Das Landgericht Düsseldorf hat entschieden: Bei Tinctura Opii normata Maros handelt es sich um ein zulassungspflichtiges Fertigarzneimittel. Das Urteil ist nicht rechtskräftig – Maros hat Berufung eingelegt. Was bedeutet das für die Apotheken? Der Apothekerverband Westfalen-Lippe (AVWL) klärt auf und rät von einer Abgabe von Opiumtinktur als Rezepturarzneimittel ab.
Fertigarzneimittel oder Rezepturarzneimittel? Der Streit um Opiumtinktur als Ausgangsstoff geht in die nächste Runde. In den Apotheken stellt sich die Frage: Darf Tinctura Opii normata Maros weiterhin abgegeben werden, wenn der Ausgangsstoff auf Identität geprüft, umgefüllt und gekennzeichnet wird? „Tatsächlich ist die Rechtslage im Fall von Opiumtinktur unklar und strittig, weil höchstrichterlich bislang noch nicht entschieden“ teilt der AVWL den Apotheken mit. Allerdings könne aus verschiedenen unterinstanzlichen Verfahren abgeleitet werden, dass eine weitere unveränderte Abgabe von Opiumtinktur als Rezepturarzneimittel durch eine Apotheke mit der Gefahr verbunden sei, als arzneimittelrechtlich unzulässig bewertet zu werden. Aber die Gefahr lasse sich abschwächen.

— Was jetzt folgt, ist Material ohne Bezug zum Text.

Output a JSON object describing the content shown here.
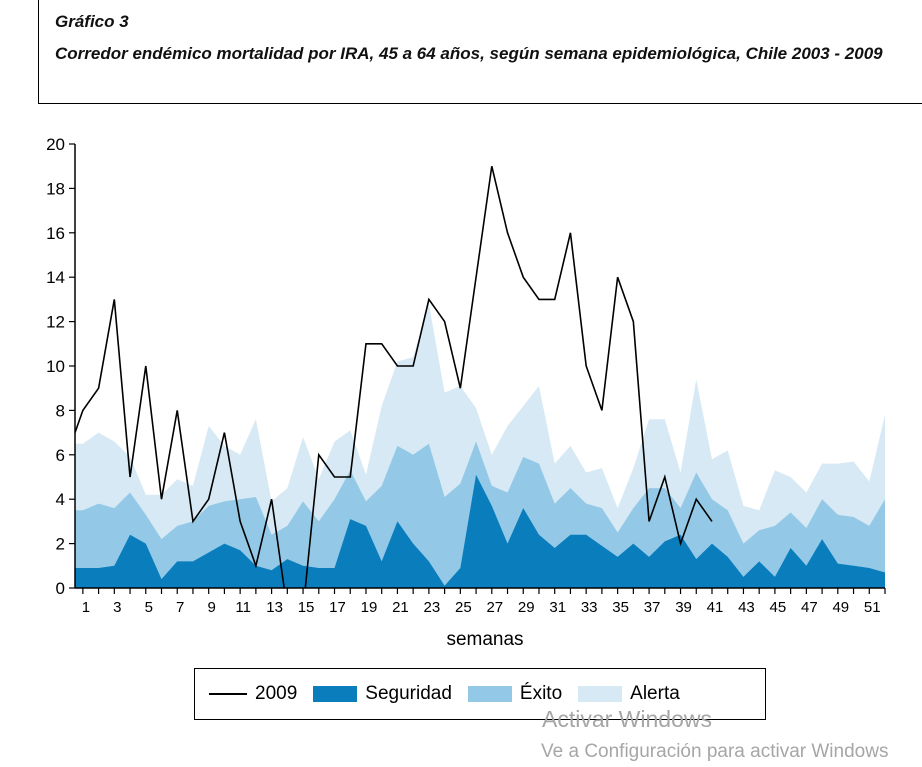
{
  "figure": {
    "number": "Gráfico 3",
    "title": "Corredor endémico mortalidad por IRA, 45 a 64 años, según semana epidemiológica, Chile 2003 - 2009"
  },
  "chart_data": {
    "type": "area",
    "xlabel": "semanas",
    "ylabel": "",
    "ylim": [
      0,
      20
    ],
    "xlim": [
      0.5,
      52
    ],
    "y_ticks": [
      0,
      2,
      4,
      6,
      8,
      10,
      12,
      14,
      16,
      18,
      20
    ],
    "x_ticks": [
      1,
      3,
      5,
      7,
      9,
      11,
      13,
      15,
      17,
      19,
      21,
      23,
      25,
      27,
      29,
      31,
      33,
      35,
      37,
      39,
      41,
      43,
      45,
      47,
      49,
      51
    ],
    "x": [
      0.5,
      1,
      2,
      3,
      4,
      5,
      6,
      7,
      8,
      9,
      10,
      11,
      12,
      13,
      14,
      15,
      16,
      17,
      18,
      19,
      20,
      21,
      22,
      23,
      24,
      25,
      26,
      27,
      28,
      29,
      30,
      31,
      32,
      33,
      34,
      35,
      36,
      37,
      38,
      39,
      40,
      41,
      42,
      43,
      44,
      45,
      46,
      47,
      48,
      49,
      50,
      51,
      52
    ],
    "grid": false,
    "legend_position": "bottom",
    "series": [
      {
        "name": "Seguridad",
        "kind": "area",
        "color": "#0a7dbd",
        "values": [
          0.9,
          0.9,
          0.9,
          1.0,
          2.4,
          2.0,
          0.4,
          1.2,
          1.2,
          1.6,
          2.0,
          1.7,
          1.0,
          0.8,
          1.3,
          1.0,
          0.9,
          0.9,
          3.1,
          2.8,
          1.2,
          3.0,
          2.0,
          1.2,
          0.1,
          0.9,
          5.1,
          3.7,
          2.0,
          3.6,
          2.4,
          1.8,
          2.4,
          2.4,
          1.9,
          1.4,
          2.0,
          1.4,
          2.1,
          2.4,
          1.3,
          2.0,
          1.4,
          0.5,
          1.2,
          0.5,
          1.8,
          1.0,
          2.2,
          1.1,
          1.0,
          0.9,
          0.7
        ]
      },
      {
        "name": "Éxito",
        "kind": "area",
        "color": "#93c8e6",
        "values": [
          3.5,
          3.5,
          3.8,
          3.6,
          4.3,
          3.3,
          2.2,
          2.8,
          3.0,
          3.7,
          3.9,
          4.0,
          4.1,
          2.4,
          2.8,
          3.9,
          3.0,
          4.0,
          5.3,
          3.9,
          4.6,
          6.4,
          6.0,
          6.5,
          4.1,
          4.7,
          6.6,
          4.6,
          4.3,
          5.9,
          5.6,
          3.8,
          4.5,
          3.8,
          3.6,
          2.5,
          3.6,
          4.5,
          4.5,
          3.6,
          5.2,
          4.0,
          3.5,
          2.0,
          2.6,
          2.8,
          3.4,
          2.7,
          4.0,
          3.3,
          3.2,
          2.8,
          4.0
        ]
      },
      {
        "name": "Alerta",
        "kind": "area",
        "color": "#d6e9f5",
        "values": [
          6.5,
          6.5,
          7.0,
          6.6,
          5.9,
          4.2,
          4.2,
          4.9,
          4.6,
          7.3,
          6.4,
          6.0,
          7.6,
          3.9,
          4.5,
          6.8,
          4.9,
          6.6,
          7.1,
          5.1,
          8.2,
          10.2,
          10.4,
          12.8,
          8.8,
          9.1,
          8.1,
          6.0,
          7.3,
          8.2,
          9.1,
          5.6,
          6.4,
          5.2,
          5.4,
          3.6,
          5.4,
          7.6,
          7.6,
          5.2,
          9.4,
          5.8,
          6.2,
          3.7,
          3.5,
          5.3,
          5.0,
          4.3,
          5.6,
          5.6,
          5.7,
          4.8,
          7.8
        ]
      },
      {
        "name": "2009",
        "kind": "line",
        "color": "#000000",
        "x": [
          0.5,
          1,
          2,
          3,
          4,
          5,
          6,
          7,
          8,
          9,
          10,
          11,
          12,
          13,
          14,
          15,
          16,
          17,
          18,
          19,
          20,
          21,
          22,
          23,
          24,
          25,
          26,
          27,
          28,
          29,
          30,
          31,
          32,
          33,
          34,
          35,
          36,
          37,
          38,
          39,
          40,
          41
        ],
        "values": [
          7,
          8,
          9,
          13,
          5,
          10,
          4,
          8,
          3,
          4,
          7,
          3,
          1,
          4,
          -1,
          -1,
          6,
          5,
          5,
          11,
          11,
          10,
          10,
          13,
          12,
          9,
          14,
          19,
          16,
          14,
          13,
          13,
          16,
          10,
          8,
          14,
          12,
          3,
          5,
          2,
          4,
          3
        ]
      }
    ]
  },
  "legend": {
    "items": [
      {
        "label": "2009",
        "kind": "line",
        "color": "#000000"
      },
      {
        "label": "Seguridad",
        "kind": "swatch",
        "color": "#0a7dbd"
      },
      {
        "label": "Éxito",
        "kind": "swatch",
        "color": "#93c8e6"
      },
      {
        "label": "Alerta",
        "kind": "swatch",
        "color": "#d6e9f5"
      }
    ]
  },
  "watermark": {
    "title": "Activar Windows",
    "subtitle": "Ve a Configuración para activar Windows"
  }
}
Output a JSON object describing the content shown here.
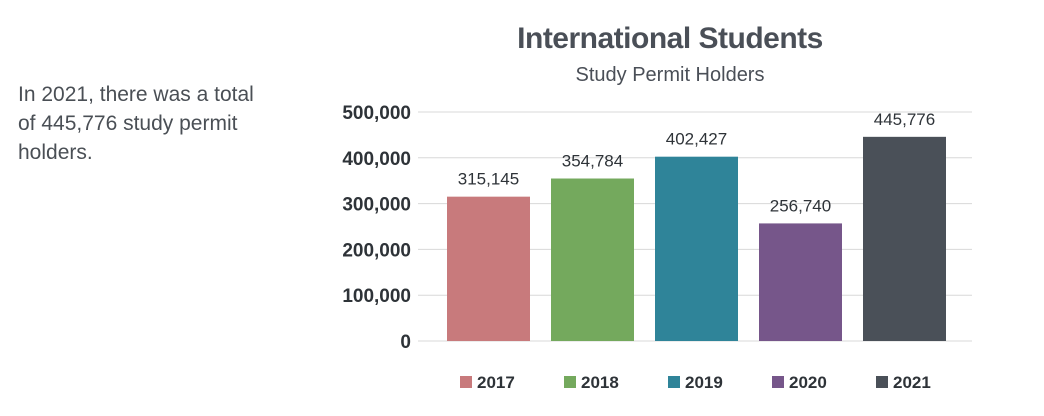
{
  "side_note": "In 2021, there was a total of 445,776 study permit holders.",
  "chart_data": {
    "type": "bar",
    "title": "International Students",
    "subtitle": "Study Permit Holders",
    "xlabel": "",
    "ylabel": "",
    "categories": [
      "2017",
      "2018",
      "2019",
      "2020",
      "2021"
    ],
    "values": [
      315145,
      354784,
      402427,
      256740,
      445776
    ],
    "data_labels": [
      "315,145",
      "354,784",
      "402,427",
      "256,740",
      "445,776"
    ],
    "colors": [
      "#c87a7c",
      "#74a95d",
      "#2f8499",
      "#76568a",
      "#4a5058"
    ],
    "ylim": [
      0,
      500000
    ],
    "yticks": [
      0,
      100000,
      200000,
      300000,
      400000,
      500000
    ],
    "ytick_labels": [
      "0",
      "100,000",
      "200,000",
      "300,000",
      "400,000",
      "500,000"
    ],
    "grid": true,
    "legend_position": "bottom"
  }
}
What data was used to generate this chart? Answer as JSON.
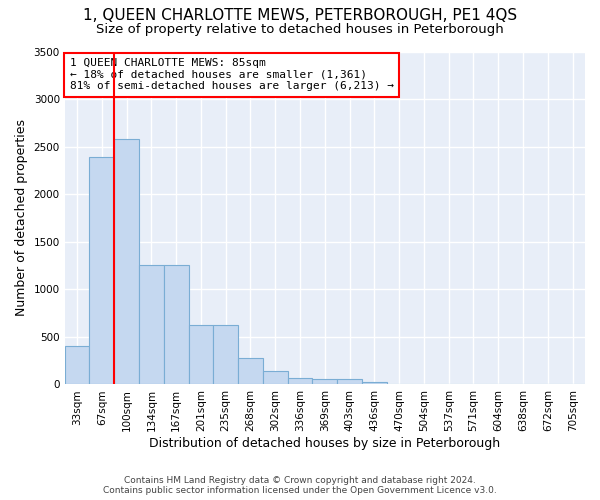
{
  "title_line1": "1, QUEEN CHARLOTTE MEWS, PETERBOROUGH, PE1 4QS",
  "title_line2": "Size of property relative to detached houses in Peterborough",
  "xlabel": "Distribution of detached houses by size in Peterborough",
  "ylabel": "Number of detached properties",
  "footer_line1": "Contains HM Land Registry data © Crown copyright and database right 2024.",
  "footer_line2": "Contains public sector information licensed under the Open Government Licence v3.0.",
  "categories": [
    "33sqm",
    "67sqm",
    "100sqm",
    "134sqm",
    "167sqm",
    "201sqm",
    "235sqm",
    "268sqm",
    "302sqm",
    "336sqm",
    "369sqm",
    "403sqm",
    "436sqm",
    "470sqm",
    "504sqm",
    "537sqm",
    "571sqm",
    "604sqm",
    "638sqm",
    "672sqm",
    "705sqm"
  ],
  "values": [
    400,
    2390,
    2580,
    1260,
    1260,
    630,
    630,
    280,
    145,
    65,
    55,
    55,
    30,
    0,
    0,
    0,
    0,
    0,
    0,
    0,
    0
  ],
  "bar_color": "#c5d8f0",
  "bar_edge_color": "#7aadd4",
  "vline_x": 1.5,
  "vline_color": "red",
  "annotation_text": "1 QUEEN CHARLOTTE MEWS: 85sqm\n← 18% of detached houses are smaller (1,361)\n81% of semi-detached houses are larger (6,213) →",
  "annotation_box_color": "white",
  "annotation_box_edge_color": "red",
  "ylim": [
    0,
    3500
  ],
  "yticks": [
    0,
    500,
    1000,
    1500,
    2000,
    2500,
    3000,
    3500
  ],
  "background_color": "#e8eef8",
  "grid_color": "white",
  "title_fontsize": 11,
  "subtitle_fontsize": 9.5,
  "axis_label_fontsize": 9,
  "ylabel_fontsize": 9,
  "tick_fontsize": 7.5,
  "footer_fontsize": 6.5
}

Auf Grundlage der bekannten Fakten und Argumente und unter dem Aspekt des „Vorsichtigkeitsprinzips“ gibt der AVWL eine prognostische Einschätzung:
„Demnach sind wir auch in Ansehung der alles andere als wünschenswerten Folgen für die Apotheken, insbesondere aber auch für die Patient:innen der Auffassung, dass nach – derzeitigem – Sach- und Erkenntnisstand nicht empfohlen werden kann, weiterhin Opiumtinktur als Rezepturarzneimittel abzugeben und abzurechnen.“ Apotheken sollen sich mit dem/der verschreibenden Ärzt:in in Verbindung setzen.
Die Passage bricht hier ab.